I knew that many of the students at my school spoke English as their second language. Some were new to the United States, while others had lived here for years. As I learned their stories while covering them for the school newspaper, I realized that many of the students had fled violence and corruption in their home countries, taking perilous risks that many Americans cannot even begin to fathom.

Then, on January 28, 2016, the day that Wildin was picked up by Immigration and Customs Enforcement (ICE) officials as he was leaving his house to come to school, these immigration issues became even more personal.

Since Wildin's detainment, I have seen some of my classmates stop `coming to school. Others knew they or their family members could be arrested at any moment, but despite their fear, they came to school anyways. This made it clear to me that immigration and education should be separate issues and that ICE's new policies do not deserve to destroy classrooms, schools, and communities.

The emotional and mental stability of so many of my school's students has severely deteriorated as they have shaken in terror of what the future holds for them and their families.

So many of these students have already been through horrific events in their home countries as they watched their fathers, brothers, and uncles slaughtered before their own eyes. They have experienced firsthand how drug-trafficking and gang-related activity consumes their cities and their countries. The emotional trauma that these students have already sustained before they fled their home countries, combined with the fear of being arrested and deported at any time during these raids, has pushed many Latino students in the Durham community past their breaking point.

Terrorizing society's youth does not line up with the American values that the United States government, and specifically the Department of Homeland Security, are supposed to uphold. Additionally, the lives of young people seeking asylum in the United States are being torn apart.

It is singularly deplorable that these young people who were living productive, responsible lives are being detained and deported while this country was built upon young adults coming to a new land as they were escaping religious persecution. It is horrendous that Wildin was placed in solitary confinement for three "minor violations" on June 7, the day before he was supposed to graduate.

It is horrendous that he was in solitary for more than a week and was not released June 16 after allies in North Carolina and Washington D.C. placed extreme pressure on your department.

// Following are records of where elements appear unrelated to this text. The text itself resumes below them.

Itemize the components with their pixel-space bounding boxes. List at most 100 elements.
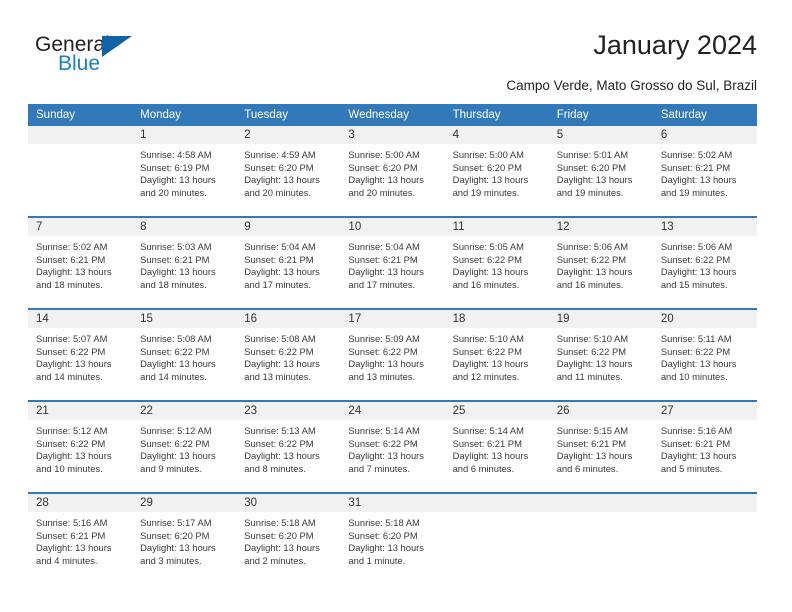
day-sunset-text: Sunset: 6:20 PM xyxy=(244,161,314,173)
day-sunrise-text: Sunrise: 5:00 AM xyxy=(348,149,420,160)
day-daylight2-text: and 13 minutes. xyxy=(348,370,416,382)
day-number: 22 xyxy=(132,402,237,420)
day-sun-info: Sunrise: 5:12 AM Sunset: 6:22 PM Daylight:… xyxy=(132,420,236,475)
day-sunset-text: Sunset: 6:21 PM xyxy=(660,437,731,449)
calendar-day-cell[interactable]: 29 Sunrise: 5:17 AM Sunset: 6:20 PM Dayligh… xyxy=(132,492,237,584)
weekday-header-saturday: Saturday xyxy=(652,104,757,126)
day-sunrise-text: Sunrise: 5:16 AM xyxy=(660,425,733,436)
calendar-day-cell[interactable]: 21 Sunrise: 5:12 AM Sunset: 6:22 PM Dayligh… xyxy=(28,400,133,493)
day-sunrise-text: Sunrise: 5:12 AM xyxy=(140,425,212,436)
day-sun-info: Sunrise: 4:59 AM Sunset: 6:20 PM Daylight:… xyxy=(236,144,340,199)
day-sunrise-text: Sunrise: 4:59 AM xyxy=(244,149,316,160)
day-sunrise-text: Sunrise: 5:05 AM xyxy=(452,241,524,252)
calendar-day-cell[interactable]: 25 Sunrise: 5:14 AM Sunset: 6:21 PM Dayligh… xyxy=(444,400,549,493)
day-sun-info: Sunrise: 5:03 AM Sunset: 6:21 PM Daylight:… xyxy=(132,236,236,291)
calendar-day-cell[interactable]: 24 Sunrise: 5:14 AM Sunset: 6:22 PM Dayligh… xyxy=(340,400,445,493)
day-daylight2-text: and 7 minutes. xyxy=(348,462,410,474)
day-daylight1-text: Daylight: 13 hours xyxy=(140,450,216,462)
calendar-day-cell[interactable]: 3 Sunrise: 5:00 AM Sunset: 6:20 PM Daylight… xyxy=(340,126,445,217)
calendar-day-cell[interactable]: 15 Sunrise: 5:08 AM Sunset: 6:22 PM Dayligh… xyxy=(132,308,237,401)
day-daylight2-text: and 2 minutes. xyxy=(244,554,306,566)
general-blue-logo: General Blue xyxy=(35,33,215,81)
day-number: 28 xyxy=(28,494,133,512)
calendar-day-cell[interactable]: 26 Sunrise: 5:15 AM Sunset: 6:21 PM Dayligh… xyxy=(548,400,653,493)
day-daylight2-text: and 18 minutes. xyxy=(140,278,207,290)
day-daylight2-text: and 17 minutes. xyxy=(348,278,416,290)
day-daylight2-text: and 17 minutes. xyxy=(244,278,311,290)
day-number xyxy=(444,494,549,512)
calendar-day-cell[interactable]: 9 Sunrise: 5:04 AM Sunset: 6:21 PM Daylight… xyxy=(236,216,341,309)
calendar-week-row: 7 Sunrise: 5:02 AM Sunset: 6:21 PM Daylight… xyxy=(28,216,757,309)
day-number: 10 xyxy=(340,218,445,236)
calendar-day-cell[interactable]: 20 Sunrise: 5:11 AM Sunset: 6:22 PM Dayligh… xyxy=(652,308,757,401)
day-daylight1-text: Daylight: 13 hours xyxy=(348,266,424,278)
calendar-day-cell[interactable]: 10 Sunrise: 5:04 AM Sunset: 6:21 PM Dayligh… xyxy=(340,216,445,309)
day-number: 15 xyxy=(132,310,237,328)
calendar-day-cell[interactable]: 19 Sunrise: 5:10 AM Sunset: 6:22 PM Dayligh… xyxy=(548,308,653,401)
day-sunset-text: Sunset: 6:22 PM xyxy=(36,437,106,449)
calendar-day-cell[interactable]: 7 Sunrise: 5:02 AM Sunset: 6:21 PM Daylight… xyxy=(28,216,133,309)
day-sunset-text: Sunset: 6:22 PM xyxy=(660,345,731,357)
calendar-body: 1 Sunrise: 4:58 AM Sunset: 6:19 PM Daylight… xyxy=(28,126,757,584)
day-sunrise-text: Sunrise: 5:00 AM xyxy=(452,149,524,160)
calendar-day-cell[interactable]: 5 Sunrise: 5:01 AM Sunset: 6:20 PM Daylight… xyxy=(548,126,653,217)
day-sunset-text: Sunset: 6:22 PM xyxy=(36,345,106,357)
day-sunset-text: Sunset: 6:21 PM xyxy=(556,437,627,449)
day-daylight2-text: and 20 minutes. xyxy=(140,186,207,198)
calendar-day-cell[interactable]: 6 Sunrise: 5:02 AM Sunset: 6:21 PM Daylight… xyxy=(652,126,757,217)
day-number: 12 xyxy=(548,218,653,236)
day-daylight2-text: and 9 minutes. xyxy=(140,462,202,474)
day-sun-info: Sunrise: 5:10 AM Sunset: 6:22 PM Daylight:… xyxy=(549,328,653,383)
day-sunset-text: Sunset: 6:22 PM xyxy=(244,437,314,449)
calendar-day-cell[interactable]: 2 Sunrise: 4:59 AM Sunset: 6:20 PM Daylight… xyxy=(236,126,341,217)
day-daylight2-text: and 6 minutes. xyxy=(556,462,619,474)
calendar-day-cell[interactable]: 18 Sunrise: 5:10 AM Sunset: 6:22 PM Dayligh… xyxy=(444,308,549,401)
calendar-day-cell[interactable]: 11 Sunrise: 5:05 AM Sunset: 6:22 PM Dayligh… xyxy=(444,216,549,309)
calendar-day-cell[interactable]: 31 Sunrise: 5:18 AM Sunset: 6:20 PM Dayligh… xyxy=(340,492,445,584)
day-daylight2-text: and 19 minutes. xyxy=(556,186,624,198)
calendar-day-cell[interactable]: 14 Sunrise: 5:07 AM Sunset: 6:22 PM Dayligh… xyxy=(28,308,133,401)
day-sunrise-text: Sunrise: 5:02 AM xyxy=(36,241,108,252)
day-daylight1-text: Daylight: 13 hours xyxy=(660,358,737,370)
day-daylight2-text: and 10 minutes. xyxy=(36,462,103,474)
day-sunset-text: Sunset: 6:20 PM xyxy=(348,161,418,173)
day-daylight1-text: Daylight: 13 hours xyxy=(244,174,320,186)
day-daylight1-text: Daylight: 13 hours xyxy=(244,358,320,370)
day-daylight1-text: Daylight: 13 hours xyxy=(140,542,216,554)
day-sunrise-text: Sunrise: 5:03 AM xyxy=(140,241,212,252)
calendar-day-cell[interactable]: 17 Sunrise: 5:09 AM Sunset: 6:22 PM Dayligh… xyxy=(340,308,445,401)
day-sunrise-text: Sunrise: 5:16 AM xyxy=(36,517,108,528)
calendar-day-cell[interactable]: 30 Sunrise: 5:18 AM Sunset: 6:20 PM Dayligh… xyxy=(236,492,341,584)
day-sun-info: Sunrise: 5:14 AM Sunset: 6:21 PM Daylight:… xyxy=(445,420,549,475)
day-daylight2-text: and 4 minutes. xyxy=(36,554,98,566)
calendar-day-cell[interactable]: 27 Sunrise: 5:16 AM Sunset: 6:21 PM Dayligh… xyxy=(652,400,757,493)
logo-text-blue: Blue xyxy=(58,52,101,75)
day-daylight1-text: Daylight: 13 hours xyxy=(556,266,633,278)
day-sun-info: Sunrise: 5:04 AM Sunset: 6:21 PM Daylight:… xyxy=(340,236,444,291)
calendar-grid: Sunday Monday Tuesday Wednesday Thursday Frid… xyxy=(28,104,757,584)
calendar-day-cell[interactable]: 23 Sunrise: 5:13 AM Sunset: 6:22 PM Dayligh… xyxy=(236,400,341,493)
calendar-day-cell[interactable]: 28 Sunrise: 5:16 AM Sunset: 6:21 PM Dayligh… xyxy=(28,492,133,584)
day-daylight2-text: and 16 minutes. xyxy=(556,278,624,290)
calendar-day-cell[interactable]: 13 Sunrise: 5:06 AM Sunset: 6:22 PM Dayligh… xyxy=(652,216,757,309)
day-number: 8 xyxy=(132,218,237,236)
day-daylight1-text: Daylight: 13 hours xyxy=(348,358,424,370)
day-number: 21 xyxy=(28,402,133,420)
day-sun-info: Sunrise: 5:09 AM Sunset: 6:22 PM Daylight:… xyxy=(340,328,444,383)
calendar-day-cell[interactable]: 12 Sunrise: 5:06 AM Sunset: 6:22 PM Dayligh… xyxy=(548,216,653,309)
day-daylight1-text: Daylight: 13 hours xyxy=(348,450,424,462)
day-daylight2-text: and 15 minutes. xyxy=(660,278,728,290)
calendar-day-cell[interactable]: 4 Sunrise: 5:00 AM Sunset: 6:20 PM Daylight… xyxy=(444,126,549,217)
day-number: 30 xyxy=(236,494,341,512)
calendar-day-cell[interactable]: 8 Sunrise: 5:03 AM Sunset: 6:21 PM Daylight… xyxy=(132,216,237,309)
day-daylight1-text: Daylight: 13 hours xyxy=(36,266,112,278)
day-sunset-text: Sunset: 6:22 PM xyxy=(140,345,210,357)
day-sunset-text: Sunset: 6:22 PM xyxy=(348,437,418,449)
day-number: 2 xyxy=(236,126,341,144)
calendar-day-cell[interactable]: 16 Sunrise: 5:08 AM Sunset: 6:22 PM Dayligh… xyxy=(236,308,341,401)
calendar-day-cell[interactable]: 22 Sunrise: 5:12 AM Sunset: 6:22 PM Dayligh… xyxy=(132,400,237,493)
day-sun-info: Sunrise: 5:08 AM Sunset: 6:22 PM Daylight:… xyxy=(132,328,236,383)
day-sunset-text: Sunset: 6:22 PM xyxy=(452,253,522,265)
calendar-day-cell[interactable]: 1 Sunrise: 4:58 AM Sunset: 6:19 PM Daylight… xyxy=(132,126,237,217)
day-sun-info: Sunrise: 5:06 AM Sunset: 6:22 PM Daylight:… xyxy=(549,236,653,291)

As Wildin's detainment stretches on, I ask you, Secretary Johnson, to rethink the reasoning behind keeping Wildin and the other young people detained as their high school education slips past them. I ask you to question why someone like Wildin, who has the backing of the Durham City Council, Durham Human Relations Commission, Durham Public Schools' School Board, and countless schools and community members, are considered threats to their communities.

Secretary Johnson, as a student who recently received my diploma, I call on you today to allow students like Wildin to finish their high school education while their cases for asylum and their appeal processes play out.

Stop the raids, free these youth. Rethink a new approach to curb undocumented immigration that does not tear apart schools and communities across the United States. Do not allow these students to miss another day of school.

Sincerely,

Morgan Whithaus
Riverside High School Class of 2016
Durham, North Carolina

Morgan Whithaus will attend Meredith College in the fall with plans to become a high school English teacher. She is an immigration advocate for her friends and school mates.